We faintly hear Ella’s response as Auntie Joyce shuts the window and rises from her seat.
She’s much shorter than I expected, no more than five foot four. Her housecoat almost touches the floor. She shakes it off her shoulders, leaving her in a lightweight sweater and linen pants.
Micah offers the crook of his elbow to her and she takes it, using him as support at the front door when she slips on her comfortable shoes.
We walk through the neighborhood, Auntie Joyce regaling us with stories about the generations of Gatens that have come up in this town. She points out the houses of several of her relatives along her street. I wonder how Tanya felt about having most of her family within walking distance growing up.
She stops outside of another ranch-style home, this one made of brown brick with a table and two chairs on the porch.
“I know this place,” I say, more to myself than Micah or Auntie Joyce. “Micah, can I see the postcard?”
He pulls out his wallet and hands me the card, which he had folded to fit.
There it is. The exterior is a bit weathered now compared to the photo, but there’s no mistaking that this is the same house from the postcard.
Auntie Joyce leaves Micah’s side to join me. A smile creeps onto her lips. “This place has had two new roofs since this photo was taken.” She walks up the steps and throws the door open without announcing her presence.
I can’t imagine, in this day and age, feeling safe enough to leave your doors unlocked. But I suppose those are the perks of having more Gatens in this town than anyone else.
“John! Dee!” she yells into the ether.
A screaming toddler runs toward us, a clean diaper mushed between her fingers. A man with reddish-brown skin, no shirt, and black shorts runs out after her.
“Come here, you stinker!”
The little girl laughs harder as she pushes her little legs as fast as they can go. He catches her before she makes it to wherever she decided the goalpost was.
“Gotcha!” He blows a raspberry into her belly, her giggles echoing throughout the house. “Hey, Auntie. What’s up?”
“She stage a prison break again?” Auntie Joyce says, tickling the toddler’s foot.
“I think I’m gonna have to start handcuffing her to the changing table.” He looks behind Auntie Joyce with a raised eyebrow at Micah and me. “Everything good?”
Auntie Joyce introduces us to John Gaten, one of her great-nephews. This is the house Tanya grew up in, but now John lives here with his wife, Dee, and their three kids. Apparently, this is the Gaten way. Homes don’t go up for sale, they simply pass around ownership through the generations.
“I never thought I’d meet anybody from Tanya’s other life,” he says in awe.
Tanya’s worlds are colliding, and though she kept us apart in life, I think she’d be happy to see us finally coming together.
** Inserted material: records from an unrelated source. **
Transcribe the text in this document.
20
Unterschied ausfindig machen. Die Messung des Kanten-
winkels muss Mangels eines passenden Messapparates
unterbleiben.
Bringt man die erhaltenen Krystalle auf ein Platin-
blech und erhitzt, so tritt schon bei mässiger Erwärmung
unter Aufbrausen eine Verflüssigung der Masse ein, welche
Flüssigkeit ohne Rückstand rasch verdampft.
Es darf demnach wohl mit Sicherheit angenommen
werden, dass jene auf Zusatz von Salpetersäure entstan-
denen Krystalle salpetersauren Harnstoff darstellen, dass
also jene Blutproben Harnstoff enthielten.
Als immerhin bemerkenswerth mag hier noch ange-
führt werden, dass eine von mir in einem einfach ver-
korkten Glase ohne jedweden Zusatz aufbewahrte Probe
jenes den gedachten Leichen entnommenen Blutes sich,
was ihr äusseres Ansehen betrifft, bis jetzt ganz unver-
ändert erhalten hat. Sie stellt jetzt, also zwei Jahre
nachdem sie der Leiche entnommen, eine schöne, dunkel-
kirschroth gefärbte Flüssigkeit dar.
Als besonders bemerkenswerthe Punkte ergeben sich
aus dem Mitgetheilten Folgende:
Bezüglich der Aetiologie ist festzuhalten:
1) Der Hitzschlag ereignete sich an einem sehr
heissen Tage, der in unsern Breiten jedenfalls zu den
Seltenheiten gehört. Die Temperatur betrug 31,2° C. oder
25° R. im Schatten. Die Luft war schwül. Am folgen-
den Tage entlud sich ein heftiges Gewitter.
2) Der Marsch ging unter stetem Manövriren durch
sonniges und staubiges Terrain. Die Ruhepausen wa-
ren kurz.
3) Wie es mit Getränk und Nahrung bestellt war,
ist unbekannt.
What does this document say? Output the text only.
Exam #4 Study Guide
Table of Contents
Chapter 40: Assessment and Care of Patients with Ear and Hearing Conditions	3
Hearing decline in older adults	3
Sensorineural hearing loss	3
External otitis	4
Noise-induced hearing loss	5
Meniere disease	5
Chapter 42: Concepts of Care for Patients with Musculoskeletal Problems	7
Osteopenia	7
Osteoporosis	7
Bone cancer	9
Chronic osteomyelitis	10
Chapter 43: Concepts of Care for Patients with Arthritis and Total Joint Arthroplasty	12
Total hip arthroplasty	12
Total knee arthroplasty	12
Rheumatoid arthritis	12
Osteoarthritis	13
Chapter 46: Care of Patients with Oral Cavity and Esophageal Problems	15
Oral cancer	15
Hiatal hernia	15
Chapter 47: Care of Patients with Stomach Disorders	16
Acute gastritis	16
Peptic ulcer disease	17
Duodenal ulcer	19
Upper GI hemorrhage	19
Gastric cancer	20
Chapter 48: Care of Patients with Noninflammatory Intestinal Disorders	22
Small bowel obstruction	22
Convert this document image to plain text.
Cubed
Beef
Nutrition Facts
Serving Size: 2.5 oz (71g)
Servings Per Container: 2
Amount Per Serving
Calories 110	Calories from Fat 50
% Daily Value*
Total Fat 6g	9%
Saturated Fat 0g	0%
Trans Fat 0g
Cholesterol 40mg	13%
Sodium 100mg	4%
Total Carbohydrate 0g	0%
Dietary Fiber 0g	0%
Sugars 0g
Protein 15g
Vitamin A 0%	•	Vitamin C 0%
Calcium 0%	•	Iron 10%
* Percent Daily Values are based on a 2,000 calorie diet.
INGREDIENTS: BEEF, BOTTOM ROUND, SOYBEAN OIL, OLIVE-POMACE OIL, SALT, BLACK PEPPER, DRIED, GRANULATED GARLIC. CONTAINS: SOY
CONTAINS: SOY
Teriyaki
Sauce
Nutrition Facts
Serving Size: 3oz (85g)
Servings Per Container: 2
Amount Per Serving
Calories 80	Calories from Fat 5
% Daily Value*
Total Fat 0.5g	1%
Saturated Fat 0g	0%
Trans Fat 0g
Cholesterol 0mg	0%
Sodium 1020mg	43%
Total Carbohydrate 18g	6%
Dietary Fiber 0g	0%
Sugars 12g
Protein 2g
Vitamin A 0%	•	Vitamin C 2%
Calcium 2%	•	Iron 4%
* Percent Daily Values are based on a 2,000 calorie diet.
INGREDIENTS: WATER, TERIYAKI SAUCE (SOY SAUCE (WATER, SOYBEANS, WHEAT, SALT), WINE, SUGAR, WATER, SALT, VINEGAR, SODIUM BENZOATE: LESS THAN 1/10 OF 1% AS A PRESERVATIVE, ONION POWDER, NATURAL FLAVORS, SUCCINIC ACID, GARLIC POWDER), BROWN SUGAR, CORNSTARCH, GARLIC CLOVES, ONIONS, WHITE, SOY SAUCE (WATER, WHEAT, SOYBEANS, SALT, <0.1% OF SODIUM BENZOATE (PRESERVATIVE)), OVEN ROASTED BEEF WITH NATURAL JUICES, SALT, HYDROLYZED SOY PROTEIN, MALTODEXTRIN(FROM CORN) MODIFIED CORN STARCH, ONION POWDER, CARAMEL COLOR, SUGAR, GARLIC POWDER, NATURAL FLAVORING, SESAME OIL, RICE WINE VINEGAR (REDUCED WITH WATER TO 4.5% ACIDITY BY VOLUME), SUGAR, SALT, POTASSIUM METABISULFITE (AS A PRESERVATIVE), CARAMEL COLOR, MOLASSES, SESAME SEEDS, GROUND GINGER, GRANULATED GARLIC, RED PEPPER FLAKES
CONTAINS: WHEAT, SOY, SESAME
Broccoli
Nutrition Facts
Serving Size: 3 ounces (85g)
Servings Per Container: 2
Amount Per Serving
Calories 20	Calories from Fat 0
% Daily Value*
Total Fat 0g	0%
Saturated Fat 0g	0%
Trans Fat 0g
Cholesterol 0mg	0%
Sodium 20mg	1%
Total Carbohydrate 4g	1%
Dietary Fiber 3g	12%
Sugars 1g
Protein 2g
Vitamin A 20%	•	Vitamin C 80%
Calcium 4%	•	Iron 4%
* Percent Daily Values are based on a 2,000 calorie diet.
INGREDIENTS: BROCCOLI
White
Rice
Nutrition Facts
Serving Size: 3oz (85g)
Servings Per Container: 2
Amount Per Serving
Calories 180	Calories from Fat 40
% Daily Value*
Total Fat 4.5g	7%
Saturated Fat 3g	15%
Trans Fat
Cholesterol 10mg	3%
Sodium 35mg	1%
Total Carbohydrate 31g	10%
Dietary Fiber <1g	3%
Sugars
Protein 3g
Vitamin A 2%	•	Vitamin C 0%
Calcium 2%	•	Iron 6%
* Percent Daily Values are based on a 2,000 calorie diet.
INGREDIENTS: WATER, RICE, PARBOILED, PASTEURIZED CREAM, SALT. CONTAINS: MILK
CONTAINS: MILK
“Dee’s at work and the other kids are at daycare, but you’ll meet them later, I hope.”
He takes us on a tour of the house, and my imagination runs wild thinking of how the house looked when Tanya lived here.
John opens the door to one of the bedrooms where toys cover every inch of the floor and even the two beds on both sides of the room.
“Was this Tanya’s room?” I ask.
“I don’t really remember. I think it was Andrew’s room, though,” John responds.
“Who’s Andrew?” Micah asks, stealing the words out of my mouth.
Auntie Joyce and John look between each other. Auntie Joyce is the one to rip off the Band-Aid. “He was Tanya’s twin brother.”
My heart sinks.
Twin brother.
Since when did Tanya have a twin brother? Stupid question, because the answer is since birth, but it’s unfathomable. I assumed she had at least one sibling. She always said kids, plural, when she talked about her mom. But because she never said anything else about them, I always assumed they were estranged. I didn’t realize she shared a womb with said sibling and that he died.